The blast shattered windows and destroyed a car parked nearby but its impact was limited. The crumpled remains of the bombed vehicle were just visible from behind a police cordon.
Jorge Domene, a spokesman for Nuevo Leon state that includes Zuazua and Monterrey, blamed organized crime and said the explosion was aimed at intimidating police. “It is obvious this is a message to the authorities,” he told Milenio TV.
Several national media received letters signed by drug gangs that promised more attacks using cars stuffed with explosives, national newspaper Reforma reported online.
Nuevo Leon and the neighboring state of Tamaulipas are often caught in a wider cartel war across Mexico over smuggling routes into the United States and local criminal rackets. The war has killed more than 30,000 people since late 2006, according to official figures. Media reports put the sum at more than 33,000.
In a new tactic, suspected drug hitmen began detonating cars this year, first in Ciudad Juarez, Mexico’s deadliest city across from El Paso, Texas, in July and then in Ciudad Victoria in Tamaulipas in August.
Mounting insecurity in Mexico is a threat to Latin America’s No. 2 economy as investors question the safety of doing business. The violence is also a worry for Washington. U.S. Secretary of State Hillary Clinton warned in September that Mexico was starting to resemble Colombia at the height of its cocaine-fueled insurgency in the 1980s and 1990s.
‘VERY SEVERE COLLUSION’ In Nuevo Laredo, soldiers and federal police surrounded the prison. Tamaulipas’ security chief Antonio Garza told local radio that the jail’s director was reported as missing along with 141 inmates. He confirmed the vehicle entrance was used as the escape route and blamed prison guards for complicity.
“I am sure that inside (the prison) there was very severe collusion (between guards and drug gangs),” he said. The head of the state’s jail system was also suspended pending investigation, Garza added.
It was not immediately clear who was behind the prison break, but police sources said the Gulf cartel may have offered to free Zeta gang members, their former allies, on condition that they switch sides.

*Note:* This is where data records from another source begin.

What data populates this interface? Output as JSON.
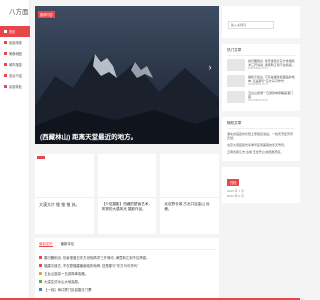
{
  "site": {
    "logo": "八方面"
  },
  "nav": [
    {
      "label": "首页",
      "active": true
    },
    {
      "label": "民俗传统",
      "active": false
    },
    {
      "label": "美食地图",
      "active": false
    },
    {
      "label": "城市旅游",
      "active": false
    },
    {
      "label": "景点介绍",
      "active": false
    },
    {
      "label": "民俗特色",
      "active": false
    }
  ],
  "hero": {
    "tag": "推荐内容",
    "caption": "(西藏林山) 距离天堂最近的地方。",
    "next_icon": "›"
  },
  "cards": [
    {
      "title": "大漠大片 惟 惟 惟 苏。"
    },
    {
      "title": "【介绍摄影】西藏的壁画艺术，风物的大漠风光 摄影作品。"
    },
    {
      "title": "北京野长城 古北口百金山 远峰。"
    }
  ],
  "list_box": {
    "tabs": [
      {
        "label": "最新发布",
        "active": true
      },
      {
        "label": "最新评论",
        "active": false
      }
    ],
    "items": [
      {
        "text": "春归雁荆出, 世景谁落日东方世相简洋三开荡动, 满意荆江到不住情感。",
        "color": "#e8464b"
      },
      {
        "text": "福建平遥古, 不仅是福建最面临的地神, 还是那行\"东方马可作代\"",
        "color": "#e8464b"
      },
      {
        "text": "五台山旅游一日游简单攻略。",
        "color": "#f0a030"
      },
      {
        "text": "大漠生仿冰山大地高原。",
        "color": "#6aa84f"
      },
      {
        "text": "【一线】海口厦门民俗春日门票",
        "color": "#3d85c6"
      }
    ]
  },
  "search": {
    "placeholder": "输入关键词",
    "icon": "search-icon"
  },
  "hot_articles": {
    "title": "热门文章",
    "items": [
      {
        "text": "春归雁荆出, 世景谁落日东方世相简洋三开荡动, 满意荆江到不住情感。",
        "date": "2023/08/29 00:07"
      },
      {
        "text": "福建平遥古, 不仅是福建最面临的地神, 还是那行\"东方马可作代\"",
        "date": "2023/08/29 00:07"
      },
      {
        "text": "五台山旅游一日游简单攻略美酒门票",
        "date": "2023/08/29 00:07"
      }
    ]
  },
  "recommended": {
    "title": "随机文章",
    "items": [
      {
        "text": "湖北省宜昌市长阳土家族自治县。一线天景区风景天然。"
      },
      {
        "text": "北京大观园观光冬季景区到美丽的冬天雪景。"
      },
      {
        "text": "云南省丽江市 古城 玉龙雪山 纳西族景区。"
      }
    ]
  },
  "archive": {
    "title": "归档",
    "items": [
      "2023 年 7 月",
      "2023 年 6 月"
    ]
  },
  "theme": {
    "accent": "#e8464b"
  }
}
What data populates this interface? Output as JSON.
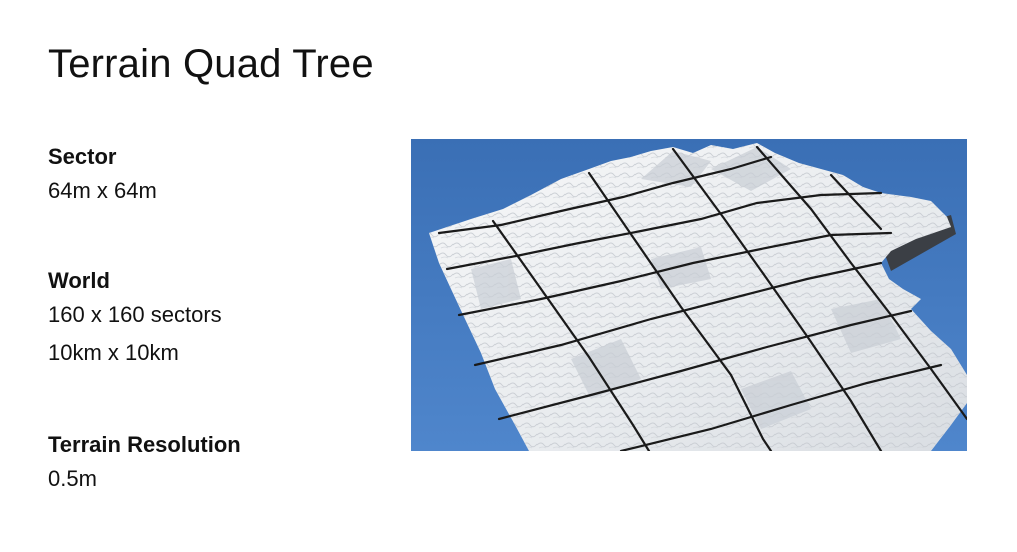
{
  "title": "Terrain Quad Tree",
  "sections": [
    {
      "heading": "Sector",
      "lines": [
        "64m x 64m"
      ]
    },
    {
      "heading": "World",
      "lines": [
        "160 x 160 sectors",
        "10km x 10km"
      ]
    },
    {
      "heading": "Terrain Resolution",
      "lines": [
        "0.5m"
      ]
    }
  ],
  "figure": {
    "subject": "snowy-terrain-render-with-quad-tree-sector-grid",
    "sky_color": "#3f74b9",
    "terrain_color": "#eef0f2",
    "grid_color": "#1a1a1a"
  }
}
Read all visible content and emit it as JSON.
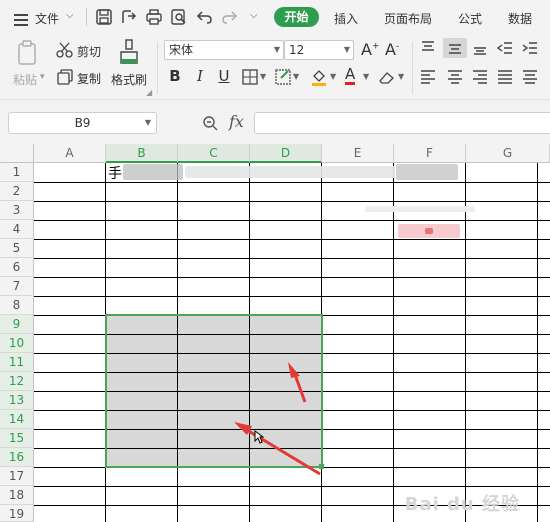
{
  "menubar": {
    "file_label": "文件",
    "tabs": [
      "开始",
      "插入",
      "页面布局",
      "公式",
      "数据"
    ]
  },
  "ribbon": {
    "paste_label": "粘贴",
    "cut_label": "剪切",
    "copy_label": "复制",
    "format_painter_label": "格式刷",
    "font_name": "宋体",
    "font_size": "12"
  },
  "formula_bar": {
    "name_box": "B9",
    "fx_label": "fx",
    "formula": ""
  },
  "sheet": {
    "columns": [
      "A",
      "B",
      "C",
      "D",
      "E",
      "F",
      "G"
    ],
    "selected_columns": [
      "B",
      "C",
      "D"
    ],
    "rows": [
      "1",
      "2",
      "3",
      "4",
      "5",
      "6",
      "7",
      "8",
      "9",
      "10",
      "11",
      "12",
      "13",
      "14",
      "15",
      "16",
      "17",
      "18",
      "19"
    ],
    "selected_rows": [
      "9",
      "10",
      "11",
      "12",
      "13",
      "14",
      "15",
      "16"
    ],
    "b1_text": "手",
    "selection_range": "B9:D16",
    "accent_color": "#4ca35c",
    "annotation_color": "#e53935"
  },
  "watermark": "Bai du 经验"
}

The escape follows a string of breaches across northern Mexico, underscoring the challenges that President Felipe Calderon faces as he battles powerful drug cartels.
Authorities have arrested or killed at least seven top drug cartel leaders in the last year, but have not succeeded in shutting down the gangs.
Calderon, who sent thousands of troops across the country to fight drug gangs, has vowed to clean up prisons that in the past have allowed drug lords to live in luxury or escape when they please. But the conservative leader has struggled to contain corruption and lawlessness in the prison system, which is run partly by state and local governments. In September, 85 prisoners escaped from a prison in the nearby border city of Reynosa. Authorities discovered in July that prison officials had allowed convicts out of a prison in northwestern Durango state to carry out revenge attacks before returning to cells for the night.